# Can radiant heat (as felt near lava) be measured as a temperature?

An opaque object that is subject to radiant heat may show an increase in temperature.

Like a reporter near a Hawaiian lava flow.
That reporter then referred to the radiant heat as "up to some amount of °C". (What pleasantly caught my attention first was that he specified the unit used.)
He felt it's hotter the nearer he got, so it naively makes sense to assume an increase in temperature.
Note I refer to the sensory input of the person, not his experience of temperature, which may be pain for example. But part of that sensation was the effect of the IR radiation on his skin, or even the heat receptors of his skin.

I do not see how this "hot" can be expressed as a temperature.
One could wait until the temperature of the object comes to an equilibrium with available cooling, and then measure some well defined temperature, like the maximum of the surface temperature. But that is very different from the situation at hand, and depends a lot on properties of the object.

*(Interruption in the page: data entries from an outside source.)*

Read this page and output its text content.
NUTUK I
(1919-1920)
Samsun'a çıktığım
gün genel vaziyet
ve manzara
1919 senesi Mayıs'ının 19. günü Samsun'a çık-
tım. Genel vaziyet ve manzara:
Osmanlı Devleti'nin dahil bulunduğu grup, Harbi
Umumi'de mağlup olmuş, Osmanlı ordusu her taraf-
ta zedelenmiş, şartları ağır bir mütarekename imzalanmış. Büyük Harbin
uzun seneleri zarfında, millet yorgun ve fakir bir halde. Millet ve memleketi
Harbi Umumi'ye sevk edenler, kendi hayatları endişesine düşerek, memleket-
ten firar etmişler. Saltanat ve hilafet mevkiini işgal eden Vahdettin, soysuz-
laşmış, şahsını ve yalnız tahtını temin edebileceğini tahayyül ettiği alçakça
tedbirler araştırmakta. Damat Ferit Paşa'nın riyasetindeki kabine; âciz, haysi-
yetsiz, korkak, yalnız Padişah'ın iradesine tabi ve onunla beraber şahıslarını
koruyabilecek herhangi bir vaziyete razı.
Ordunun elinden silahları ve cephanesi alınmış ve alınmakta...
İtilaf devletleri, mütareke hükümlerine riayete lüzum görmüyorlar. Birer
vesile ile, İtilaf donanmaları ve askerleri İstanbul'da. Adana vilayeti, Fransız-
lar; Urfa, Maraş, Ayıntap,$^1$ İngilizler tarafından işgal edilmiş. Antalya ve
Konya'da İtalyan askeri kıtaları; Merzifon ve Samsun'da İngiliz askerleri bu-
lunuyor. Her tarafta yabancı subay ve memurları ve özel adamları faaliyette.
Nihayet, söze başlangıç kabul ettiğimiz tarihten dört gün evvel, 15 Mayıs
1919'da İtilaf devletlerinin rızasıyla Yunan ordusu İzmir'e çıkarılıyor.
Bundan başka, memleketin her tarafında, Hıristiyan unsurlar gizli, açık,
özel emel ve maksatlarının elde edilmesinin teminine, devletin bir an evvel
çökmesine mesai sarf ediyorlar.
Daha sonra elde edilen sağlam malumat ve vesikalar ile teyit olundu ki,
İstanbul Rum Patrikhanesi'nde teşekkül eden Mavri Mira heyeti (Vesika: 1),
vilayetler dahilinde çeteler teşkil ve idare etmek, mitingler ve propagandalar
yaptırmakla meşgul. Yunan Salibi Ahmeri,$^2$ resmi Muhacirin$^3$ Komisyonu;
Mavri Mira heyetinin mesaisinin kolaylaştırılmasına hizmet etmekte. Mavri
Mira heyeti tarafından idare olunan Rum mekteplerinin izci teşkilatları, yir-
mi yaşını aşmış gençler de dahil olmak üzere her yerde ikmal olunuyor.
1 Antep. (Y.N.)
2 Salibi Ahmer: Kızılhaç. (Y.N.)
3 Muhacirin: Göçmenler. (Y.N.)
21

• Is it indeed possible to specify a meaningful amount of °C?
• If not, what would be best used instead?
• Or is the situation of the reporter just too ill-defined, even though he validly has the sensation of increased temperature?
• Possible duplicate of How does a radiometric infrared camera estimate an objects temperature? – sammy gerbil May 12 '18 at 5:05
• @sammygerbil That seems related, but not duplicate. – Volker Siegel May 12 '18 at 5:08
• Why do you think so? – sammy gerbil May 12 '18 at 5:13
• While that question certainly handles central effect, I think this has some side aspects that make it less clear to me. For example, the person does not experience only the radiation. – Volker Siegel May 12 '18 at 5:22
• What the person experiences is subjective and physiological. Questions on this site are required to ask about physics. – sammy gerbil May 12 '18 at 5:26

Well, there is local heating of the air--and I am going to leave that as "it is what is is". Regarding the wall of lava, what counts is the surface temperature and the solid angle is subtends. Let's say the surface is 1000C. If you are in a bubble ($4\pi$ solid angle), you are at 1000C whether the bubble diameter is 10 feet or 10 miles--that is the nature of radiant heat. If it is a wall of lava, then the closer you get, the greater the solid angle, so the hotter it feels. If there is absorption in the air, then you get hotter air and less exponential decay--so the apparent temp goes up faster than the solid angle.